Lacey Baldwin Smith’s 1997 Fools, Martyrs, Traitors: The Story of Martyrdom in the Western World (CUSA) is a maddening book. On the one hand, it is peppered with insights into the dynamics and history of martyrdom. Like: “martyrdom for all of its religious and teleological overtones is at heart a public and political spectacle. It is the most dramatic symbol of defiance and condemnation that a man or woman can achieve” (p. 10). And: “The twentieth century is profoundly skeptical of those spiritual athletes” (14). And: “Martyrs violate the most revered and treasured abstractions that shape and create a society, giving it its uniqueness and vigor . . . . They strike at ties of loyalty, allegiance, and sense of collective security, wile at the same time they defy society’s - at least the ruling elite’s - definitions of justice, mercy, honor, love, and duty” (19).

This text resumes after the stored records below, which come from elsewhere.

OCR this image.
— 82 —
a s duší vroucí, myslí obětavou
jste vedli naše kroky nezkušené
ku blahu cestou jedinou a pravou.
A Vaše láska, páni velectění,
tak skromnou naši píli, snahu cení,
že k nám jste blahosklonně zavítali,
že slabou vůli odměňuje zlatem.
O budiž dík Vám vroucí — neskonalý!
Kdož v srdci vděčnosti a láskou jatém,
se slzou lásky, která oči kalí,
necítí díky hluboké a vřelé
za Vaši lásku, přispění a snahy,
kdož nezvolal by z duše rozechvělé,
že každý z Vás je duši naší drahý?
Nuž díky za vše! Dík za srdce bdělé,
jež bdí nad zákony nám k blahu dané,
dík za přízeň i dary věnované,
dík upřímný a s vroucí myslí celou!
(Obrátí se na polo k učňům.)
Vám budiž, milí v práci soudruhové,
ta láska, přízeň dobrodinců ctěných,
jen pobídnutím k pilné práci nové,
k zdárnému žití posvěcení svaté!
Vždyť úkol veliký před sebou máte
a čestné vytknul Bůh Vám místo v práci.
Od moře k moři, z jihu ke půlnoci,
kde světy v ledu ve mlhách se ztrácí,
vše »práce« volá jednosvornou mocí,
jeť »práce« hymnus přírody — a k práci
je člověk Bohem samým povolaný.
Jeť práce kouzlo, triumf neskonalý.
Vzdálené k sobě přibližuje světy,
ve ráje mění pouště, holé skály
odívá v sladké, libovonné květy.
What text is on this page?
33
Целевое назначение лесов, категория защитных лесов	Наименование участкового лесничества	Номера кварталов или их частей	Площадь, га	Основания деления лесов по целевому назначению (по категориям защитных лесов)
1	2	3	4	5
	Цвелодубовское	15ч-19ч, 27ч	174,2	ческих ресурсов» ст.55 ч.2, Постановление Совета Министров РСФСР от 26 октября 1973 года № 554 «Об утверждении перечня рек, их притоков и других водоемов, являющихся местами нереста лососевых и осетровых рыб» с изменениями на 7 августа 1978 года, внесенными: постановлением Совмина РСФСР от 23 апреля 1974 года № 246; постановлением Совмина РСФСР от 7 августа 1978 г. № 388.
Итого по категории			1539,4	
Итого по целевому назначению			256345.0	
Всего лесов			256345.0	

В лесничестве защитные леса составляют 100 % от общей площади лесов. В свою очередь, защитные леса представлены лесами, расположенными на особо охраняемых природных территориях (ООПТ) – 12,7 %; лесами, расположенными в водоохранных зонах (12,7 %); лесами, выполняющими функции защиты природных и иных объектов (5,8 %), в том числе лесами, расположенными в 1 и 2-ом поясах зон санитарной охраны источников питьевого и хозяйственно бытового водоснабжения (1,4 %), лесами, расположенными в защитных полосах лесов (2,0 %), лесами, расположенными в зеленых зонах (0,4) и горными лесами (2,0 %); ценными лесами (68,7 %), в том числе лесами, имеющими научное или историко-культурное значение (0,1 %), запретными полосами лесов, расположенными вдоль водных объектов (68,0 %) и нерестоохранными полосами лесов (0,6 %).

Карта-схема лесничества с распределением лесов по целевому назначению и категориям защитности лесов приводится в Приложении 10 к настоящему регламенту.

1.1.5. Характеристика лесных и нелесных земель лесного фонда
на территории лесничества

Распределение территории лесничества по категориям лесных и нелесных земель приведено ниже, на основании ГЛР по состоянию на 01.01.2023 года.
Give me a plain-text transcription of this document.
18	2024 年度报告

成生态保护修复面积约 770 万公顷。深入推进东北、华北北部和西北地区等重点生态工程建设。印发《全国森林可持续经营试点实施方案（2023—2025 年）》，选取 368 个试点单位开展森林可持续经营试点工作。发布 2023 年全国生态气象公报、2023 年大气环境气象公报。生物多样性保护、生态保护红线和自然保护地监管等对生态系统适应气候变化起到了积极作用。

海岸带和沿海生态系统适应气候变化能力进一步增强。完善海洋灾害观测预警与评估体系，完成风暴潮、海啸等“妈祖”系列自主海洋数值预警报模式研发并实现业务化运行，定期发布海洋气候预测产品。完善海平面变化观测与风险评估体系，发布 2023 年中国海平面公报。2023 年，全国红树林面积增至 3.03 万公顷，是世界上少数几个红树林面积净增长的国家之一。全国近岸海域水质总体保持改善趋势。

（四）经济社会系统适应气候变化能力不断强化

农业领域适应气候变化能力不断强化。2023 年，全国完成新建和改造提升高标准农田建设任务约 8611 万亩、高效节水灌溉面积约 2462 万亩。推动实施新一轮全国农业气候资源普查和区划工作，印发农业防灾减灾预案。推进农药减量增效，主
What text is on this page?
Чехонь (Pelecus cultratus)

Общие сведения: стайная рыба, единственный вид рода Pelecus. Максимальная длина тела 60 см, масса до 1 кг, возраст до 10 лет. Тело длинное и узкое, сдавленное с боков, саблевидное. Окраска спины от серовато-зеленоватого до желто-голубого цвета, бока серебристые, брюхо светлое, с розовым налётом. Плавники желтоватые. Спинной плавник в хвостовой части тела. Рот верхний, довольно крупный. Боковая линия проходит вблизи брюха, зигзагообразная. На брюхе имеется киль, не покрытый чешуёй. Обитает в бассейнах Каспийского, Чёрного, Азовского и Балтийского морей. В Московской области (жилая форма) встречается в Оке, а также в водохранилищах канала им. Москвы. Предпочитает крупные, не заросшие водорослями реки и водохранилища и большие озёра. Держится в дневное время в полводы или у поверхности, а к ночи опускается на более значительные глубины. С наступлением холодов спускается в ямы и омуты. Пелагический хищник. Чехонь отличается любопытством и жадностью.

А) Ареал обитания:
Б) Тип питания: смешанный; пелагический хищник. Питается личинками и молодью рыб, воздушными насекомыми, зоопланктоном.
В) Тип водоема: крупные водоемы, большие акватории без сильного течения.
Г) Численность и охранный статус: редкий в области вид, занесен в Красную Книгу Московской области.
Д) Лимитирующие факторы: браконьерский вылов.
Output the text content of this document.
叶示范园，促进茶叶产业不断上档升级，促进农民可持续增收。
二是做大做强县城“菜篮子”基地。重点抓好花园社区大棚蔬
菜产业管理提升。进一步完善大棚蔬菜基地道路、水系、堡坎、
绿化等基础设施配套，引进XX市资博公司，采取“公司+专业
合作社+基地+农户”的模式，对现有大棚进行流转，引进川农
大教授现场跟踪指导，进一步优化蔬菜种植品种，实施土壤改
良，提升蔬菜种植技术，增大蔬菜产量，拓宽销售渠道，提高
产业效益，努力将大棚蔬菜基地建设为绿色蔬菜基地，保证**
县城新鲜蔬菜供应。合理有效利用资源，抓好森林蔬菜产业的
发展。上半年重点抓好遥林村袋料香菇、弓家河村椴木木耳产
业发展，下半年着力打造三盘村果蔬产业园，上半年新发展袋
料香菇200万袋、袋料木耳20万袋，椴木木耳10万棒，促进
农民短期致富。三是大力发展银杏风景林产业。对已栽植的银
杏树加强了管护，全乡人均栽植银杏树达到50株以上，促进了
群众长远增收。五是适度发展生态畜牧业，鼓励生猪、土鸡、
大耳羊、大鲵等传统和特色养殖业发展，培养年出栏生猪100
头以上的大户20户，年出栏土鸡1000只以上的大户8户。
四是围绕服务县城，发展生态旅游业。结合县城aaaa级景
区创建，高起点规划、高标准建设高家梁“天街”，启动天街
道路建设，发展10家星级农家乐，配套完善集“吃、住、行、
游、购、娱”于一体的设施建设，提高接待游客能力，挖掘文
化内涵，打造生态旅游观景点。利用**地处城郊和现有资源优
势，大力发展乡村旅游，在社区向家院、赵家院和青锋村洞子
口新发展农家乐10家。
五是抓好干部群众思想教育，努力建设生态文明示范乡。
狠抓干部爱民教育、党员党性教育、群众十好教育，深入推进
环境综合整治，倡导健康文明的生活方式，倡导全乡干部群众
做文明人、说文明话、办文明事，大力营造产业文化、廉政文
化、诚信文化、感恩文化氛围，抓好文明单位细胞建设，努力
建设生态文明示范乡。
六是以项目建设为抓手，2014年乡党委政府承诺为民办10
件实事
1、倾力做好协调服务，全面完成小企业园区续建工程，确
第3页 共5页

Of early Christian martyrs, Smith writes,
“The early church fathers were well aware that the martyr who played his role to perfection . . . was one of the church’s most potent weapons in its battle against paganism . . . . Martyrdom . . . was a deeply disturbing performance to a society that was already questioning the values and tenets by which it lived” (96-7). It was particularly disturbing as a “domestic troublemaker,” since the church “struck the Roman world at its most tender and fundamental point: family and intergenerational ties that held society together” (99).
But the book is in equal measure salted by half truths like: Neither the martyr nor the traitor “needs the support or the affirmation of society” (6). Martyrs do not accommodate to the needs of others (15) and are incapable of living “in society with their fellow human beings” (15). They are “individualistic” (19). Christians went to martyrdom in hope of “personal immortality” (16) and shared the general distaste for the body (90-91). Theirs was “a profoundly personal and individualistic encounter with Satan” (94) - a strange thing to say a few pages before claiming that the martyr was also at war with paganism.” Though Smith eschews psychological accounts of martyrdom, he still says that the early Christian theology of martyrdom suited the “self-destructive and masochistic” urges of the time (95).
Taken as a whole, not recommendable; which is unfortunate, because the peppery parts are quite good.